Author Notes: As summer hits its stride, and gloriously fresh produce becomes a luxurious stalwart of everyday noshing, I eat as many tomatoes as I possibly can. A daily caprese? Sure! Plain, like an apple, juices running down my chin? Happily! White bread, mayo, tom slices and salt? You bet. And the list goes on and on and on.
But sometimes, it's fun to diversify as well as let tomatoes play a supporting role rather than star. A good tart always makes me smile, in part because making one is an excuse to construct and delight in Molly Wizenberg's perfect crust. Have fun with the filling, but don't mess with the shell!
Summer tarts need to be light though; today in DC for example, it is hot, gray, intermittently rainy and muggy to the max. The last thing I need is an overwrought fiesta that would leave me feeling even swampier.
This tart seems to defy gravity and is wonderful warm, at room temp, and, I suspect, cold. It's the best sort of simple- to make and in flavor- and takes full advantage of and highlights what's in season now!
This recipe requires advance work so start early. If you have it, 9" tart pan with a removable bottom is optimal, but a pie plate would also work. - em-i-lis
Makes 1 9" tart
For the crust and slow-roasted tomatoes
- 4 tablespoons ice water (you might need up to 2 additional teaspoons)
- 3/4 teaspoons apple cider vinegar
- 1½ cup all-purpose flour
- 3/4 teaspoons sea salt
- 9 tablespoons unsalted butter, chilled but not frozen, cut into chunks
- 2 large, ripe tomatoes, washed and sliced into 1/4" rounds
- olive oil
- In a small bowl, stir together the 4 tablespoons ice water and the vinegar, and set aside. In the bowl of a food processor, pulse together the flour and 3/4 teaspoons of sea salt. Add the butter and pulse until well-incorporated. With the motor running, pour in the water-vinegar mixture and let the dough come together. If it seems dry, add a teaspoon of additional ice water at a time (I usually add 1-2 teaspoons). Turn the dough into a bowl and shape into a ball. Place the ball on a sheet of plastic wrap, press gently into a disk, cover tightly with the wrap and refrigerate for at least two hours. (You can prepare to this point up to three days ahead).
- While the crust dough is chilling, prepare the tomatoes. Preheat the oven to 250° F and line a cookie pan with a sheet of foil. Drizzle the foil lightly with olive oil, and place the tomato rounds in a single layer on top. Sprinkle generously with salt. When the oven is at temp, slide in the pan of tomatoes, and cook for 55-60 minutes. When they're done, remove and reserve.
To finish the tart and the tart filling
- 1/3 cup snipped chives
- 1/3 cup chopped parsley
- 1/3 cup chiffonade, or chopped, basil (I used purple but green is great too)
- 2 large eggs
- 1 large egg yolk
- 1/4 cup whipping cream
- 1/4 cup + 2 tablespoons milk (I used 2%)

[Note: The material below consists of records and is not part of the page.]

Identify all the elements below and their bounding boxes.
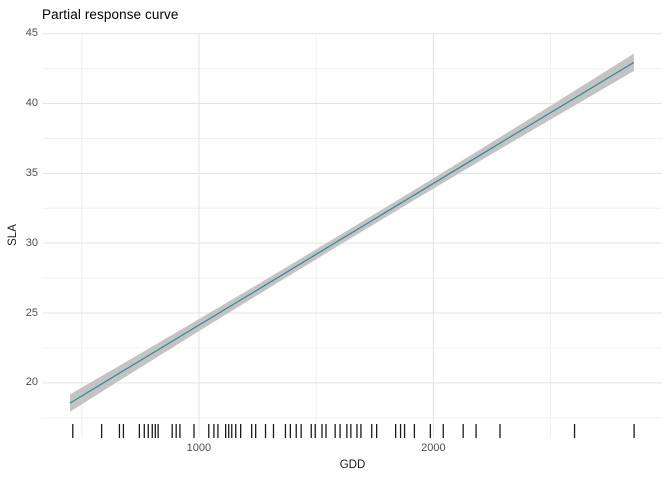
- x-tick-label: 2000: [421, 442, 446, 454]
- y-axis-title: SLA: [6, 223, 19, 246]
- y-tick-label: 40: [25, 97, 38, 110]
- y-tick-label: 20: [25, 376, 38, 389]
- response-line: [69, 61, 635, 404]
- y-tick-label: 35: [25, 166, 38, 179]
- x-tick-label: 1000: [186, 442, 212, 454]
- y-tick-label: 30: [25, 236, 38, 249]
- y-tick-label: 45: [25, 27, 38, 40]
- plot-title: Partial response curve: [42, 7, 179, 22]
- y-tick-label: 25: [25, 306, 38, 319]
- x-axis-title: GDD: [339, 459, 366, 471]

- 1/2 teaspoon sea salt, plus more for sprinkling on top
- 1/3 cup farmers cheese, crumbled (you could also use young chevre, well-drained ricotta, or even feta though the latter will change the taste of this slightly to a tangier one)

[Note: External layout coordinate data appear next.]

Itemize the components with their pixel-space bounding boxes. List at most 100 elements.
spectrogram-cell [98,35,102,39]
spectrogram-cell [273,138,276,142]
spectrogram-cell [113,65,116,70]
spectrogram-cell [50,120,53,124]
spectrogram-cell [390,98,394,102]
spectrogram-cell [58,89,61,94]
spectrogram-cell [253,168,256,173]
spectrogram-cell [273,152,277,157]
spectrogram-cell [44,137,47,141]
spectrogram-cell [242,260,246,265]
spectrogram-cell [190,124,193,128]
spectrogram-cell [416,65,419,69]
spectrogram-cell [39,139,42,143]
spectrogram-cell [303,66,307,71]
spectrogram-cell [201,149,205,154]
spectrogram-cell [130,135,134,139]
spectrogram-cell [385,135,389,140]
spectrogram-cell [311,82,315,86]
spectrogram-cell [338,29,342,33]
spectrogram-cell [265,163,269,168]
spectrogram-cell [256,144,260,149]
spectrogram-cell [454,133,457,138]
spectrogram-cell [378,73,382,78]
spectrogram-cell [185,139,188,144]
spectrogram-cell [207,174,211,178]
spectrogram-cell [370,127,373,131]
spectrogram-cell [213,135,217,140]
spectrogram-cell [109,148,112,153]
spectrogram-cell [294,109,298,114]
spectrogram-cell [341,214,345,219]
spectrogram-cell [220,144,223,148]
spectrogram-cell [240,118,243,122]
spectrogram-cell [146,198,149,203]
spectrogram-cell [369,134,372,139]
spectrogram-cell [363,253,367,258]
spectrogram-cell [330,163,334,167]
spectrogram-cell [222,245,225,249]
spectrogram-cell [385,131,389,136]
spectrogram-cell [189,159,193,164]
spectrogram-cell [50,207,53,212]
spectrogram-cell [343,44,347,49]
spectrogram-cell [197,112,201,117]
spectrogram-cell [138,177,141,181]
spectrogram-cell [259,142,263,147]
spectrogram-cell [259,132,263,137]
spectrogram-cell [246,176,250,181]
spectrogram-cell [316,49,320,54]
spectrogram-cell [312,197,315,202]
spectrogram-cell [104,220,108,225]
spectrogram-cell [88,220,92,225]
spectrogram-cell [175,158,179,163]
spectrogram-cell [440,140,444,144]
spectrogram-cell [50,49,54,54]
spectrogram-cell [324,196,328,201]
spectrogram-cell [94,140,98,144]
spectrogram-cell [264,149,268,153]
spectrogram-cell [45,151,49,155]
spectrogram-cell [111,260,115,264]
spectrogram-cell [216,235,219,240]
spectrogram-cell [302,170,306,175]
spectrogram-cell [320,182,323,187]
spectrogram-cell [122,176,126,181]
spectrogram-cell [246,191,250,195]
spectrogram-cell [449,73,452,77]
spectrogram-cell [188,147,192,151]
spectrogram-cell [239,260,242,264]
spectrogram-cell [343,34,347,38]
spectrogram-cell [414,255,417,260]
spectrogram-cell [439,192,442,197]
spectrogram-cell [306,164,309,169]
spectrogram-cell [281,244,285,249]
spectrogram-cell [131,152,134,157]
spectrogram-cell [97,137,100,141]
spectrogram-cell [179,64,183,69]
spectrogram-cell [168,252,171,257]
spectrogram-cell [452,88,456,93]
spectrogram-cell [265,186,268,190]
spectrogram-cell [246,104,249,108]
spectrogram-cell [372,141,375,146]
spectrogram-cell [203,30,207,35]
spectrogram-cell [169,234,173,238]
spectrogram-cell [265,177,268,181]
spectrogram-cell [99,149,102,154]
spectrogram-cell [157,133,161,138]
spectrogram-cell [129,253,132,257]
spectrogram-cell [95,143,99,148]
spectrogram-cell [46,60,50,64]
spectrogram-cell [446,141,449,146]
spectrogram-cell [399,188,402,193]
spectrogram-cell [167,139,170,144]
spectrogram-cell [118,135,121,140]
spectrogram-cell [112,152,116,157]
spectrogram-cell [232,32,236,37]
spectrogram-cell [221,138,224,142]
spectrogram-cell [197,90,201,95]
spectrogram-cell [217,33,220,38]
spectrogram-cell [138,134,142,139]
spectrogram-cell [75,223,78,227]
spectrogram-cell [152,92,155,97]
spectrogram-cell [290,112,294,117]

- pecorino for grating over the top, at least 2 tablespoons, more is good
- freshly ground pepper
- Preheat the oven to 375° F, and on a lightly floured surface, roll out your crust dough to a roughly 1/4" thick circle. Invert it over your tart pan, folding in the overhang but leaving at least 1/4" sticking up over the sides. It will shrink as it cooks, and you want it to still be high enough to accommodate all the filling.
- Line the inside with foil and place pie weights or dried beans on top. Be sure to dock the sides as best you can so as to avoid collapse of the walls/sides. Bake the crust for 25 minutes. Remove the weights and foil and bake an additional 5 minutes.

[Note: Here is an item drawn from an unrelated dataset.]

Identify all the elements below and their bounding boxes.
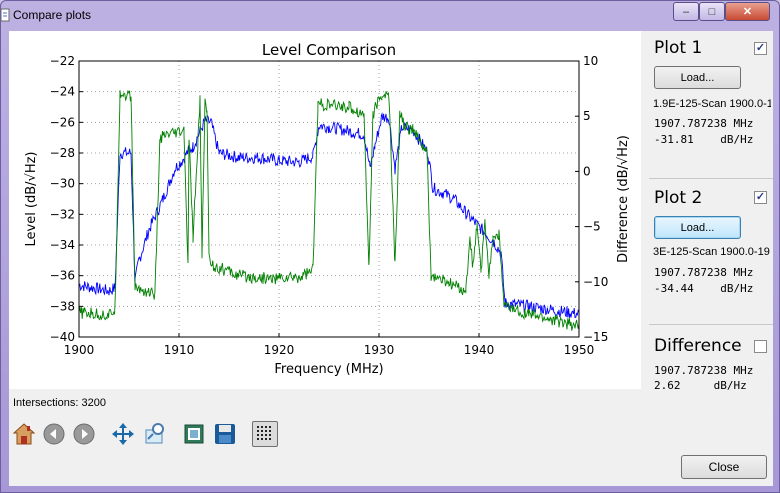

- Leaving your oven on, remove the tart shell from the oven, place it on a large baking sheet and let cool slightly while you prepare the filling. In a small bowl, toss together the chives, parsley and basil until well-combined. Set aside. In a mixing bowl, whisk together the eggs, whipping cream, milk and salt, and set aside.
- Line the bottom of your tart shell with the roasted tomato rounds (do this gently because they are fragile). Atop those, add the farmers cheese and herb mixture, trying to make the distribution across the tomatoes as uniform as possible. Carefully pour the egg mixture over the top of the tomatoes, herbs and cheese. Grate pecorino generously over the top, and then sprinkle with a bit more salt and some freshly ground pepper.
- Slide the pan with the tart on it into the oven and bake 25-27 minutes, or until the top is golden and set. When done, carefully remove the tart pan from the baking sheet and slide onto a wire rack. Cool ten minutes and then carefully remove the tart pan ring from the base and tart. Cut into wedges and serve, cool to room temp and serve, or cool completely and then refrigerate until ready to serve.